İşçi Sağlığı ve İş Güvenliği (İSİG) Meclisi, 24 Şubatta İstanbul Tabip Odası’nda gerçekleştirdiği bir toplantıyla, OHAL ile iş cinayetleri arasındaki ilişkiyi inceleyen çalışmasını ve referanduma ilişkin tutumunu açıkladı. OHAL koşullarında zirve yapan iş cinayetlerinin Başkanlık sistemine geçiş ile birlikte seri bir hal alacağının ifade edildiği toplantıda, “İş Cinayetlerine, KHK’lara, OHAL’e ve Başkanlığa HAYIR!” mesajı güçlü bir şekilde vurgulandı. İSİG Meclisi’nin düzenlediği toplantıya iş güvenliği uzmanları, sendika çalışanları, çeşitli sektörlerden işçiler ve demokratik kitle örgütlerinden temsilciler katıldılar. Katılımcılar iş cinayetleri ve referandum üzerine konuşmalar yaparak işçilerin neden “Hayır” demesi gerektiğini tartıştılar.

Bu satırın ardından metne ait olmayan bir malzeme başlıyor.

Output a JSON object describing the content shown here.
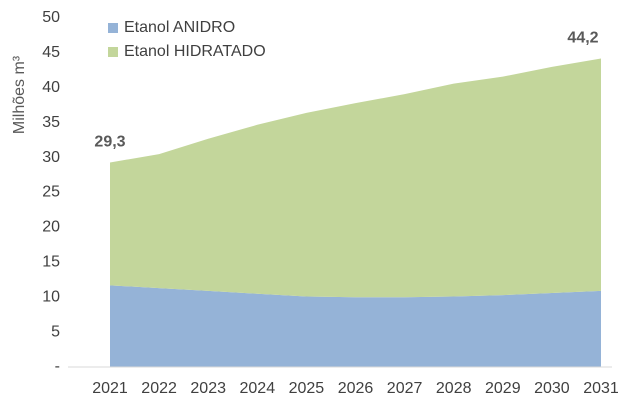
{
  "chart_data": {
    "type": "stacked_area",
    "y_label": "Milhões m³",
    "categories": [
      "2021",
      "2022",
      "2023",
      "2024",
      "2025",
      "2026",
      "2027",
      "2028",
      "2029",
      "2030",
      "2031"
    ],
    "series": [
      {
        "name": "Etanol ANIDRO",
        "color": "#95b3d7",
        "values": [
          11.7,
          11.3,
          10.9,
          10.5,
          10.1,
          10.0,
          10.0,
          10.1,
          10.3,
          10.6,
          10.9
        ]
      },
      {
        "name": "Etanol HIDRATADO",
        "color": "#c3d69b",
        "values": [
          17.6,
          19.2,
          21.8,
          24.2,
          26.3,
          27.8,
          29.1,
          30.5,
          31.3,
          32.4,
          33.3
        ]
      }
    ],
    "annotations": [
      {
        "x": "2021",
        "value": 29.3,
        "label": "29,3"
      },
      {
        "x": "2031",
        "value": 44.2,
        "label": "44,2"
      }
    ],
    "ylim": [
      0,
      50
    ],
    "yticks": [
      {
        "value": 0,
        "label": "-"
      },
      5,
      10,
      15,
      20,
      25,
      30,
      35,
      40,
      45,
      50
    ],
    "legend": "top-left"
  }
}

Toplantıda ilk olarak İSİG Meclisi adına Murat Çakır, yürüttükleri çalışmaları aktardı. Çakır, 7 aydır süren OHAL’in iş cinayeti bilançosunun en az 1180 olduğunu belirterek, bu oranın önceki yıllarla kıyaslandığında bir zirve olduğunu ifade etti. OHAL sürecinde aylık ortalama 169 işçinin yaşamını kaybettiğini belirten Çakır, neredeyse tüm sanayi sektörlerinde iş cinayetlerinin arttığına dikkat çekti. İş cinayetlerinde ciddi bir artışın meydana gelmesinde OHAL’in oldukça önemli etkisinin olduğuna dikkat çeken Çakır, “Başkanlık geçerse iş cinayetleri seri bir hal alacak” diye konuştu. Çakır ayrıca OHAL süreciyle birlikte iş cinayetleri istatistiklerine ilk defa “ani ölüm ve intiharların” girdiğini aktardı ve bu durumun patlayan bombalarla, artan baskı ve saldırılarla yakından ilişkili olduğunu ifade etti.
Çakır’ın ardından İSİG Meclisi gönüllülerinden Erkan Arslan bir konuşma yaptı. OHAL ve KHK’lar rejiminin patronların yararına olduğunu ve bu rejimde işçileri ancak daha katmerli sömürü ve ölüm beklediğini vurgulayan Arslan, Başkanlık sistemiyle birlikte mevcut OHAL ve KHK’lar rejiminin kalıcılaşacağını belirtti. İşçilerin referandumda “HAYIR” demesinin pek çok gerekçesi olduğunu ifade eden Arslan, bu gerekçelerden birinin de işçi sağlığı ve iş güvencesi olduğunu vurguladı.
Toplantıda akademisyen Özgür Müftüoğlu da bir konuşma gerçekleştirdi. Müftüoğlu, Başkanlık rejimiyle demokrasinin geriletilmeye çalışıldığını belirterek, demokrasinin işçiler açısından önemini vurguladı. İşyerlerinde demokrasinin geriye gidişiyle birlikte işçilerin sağlıksız ve güvensiz çalışma koşullarına itiraz edemediğine, bu durumun da iş cinayetlerinin artışına yol açtığına dikkat çekti.
Toplantı sendika ve kitle örgütü temsilcilerinin konuşmalarıyla devam etti.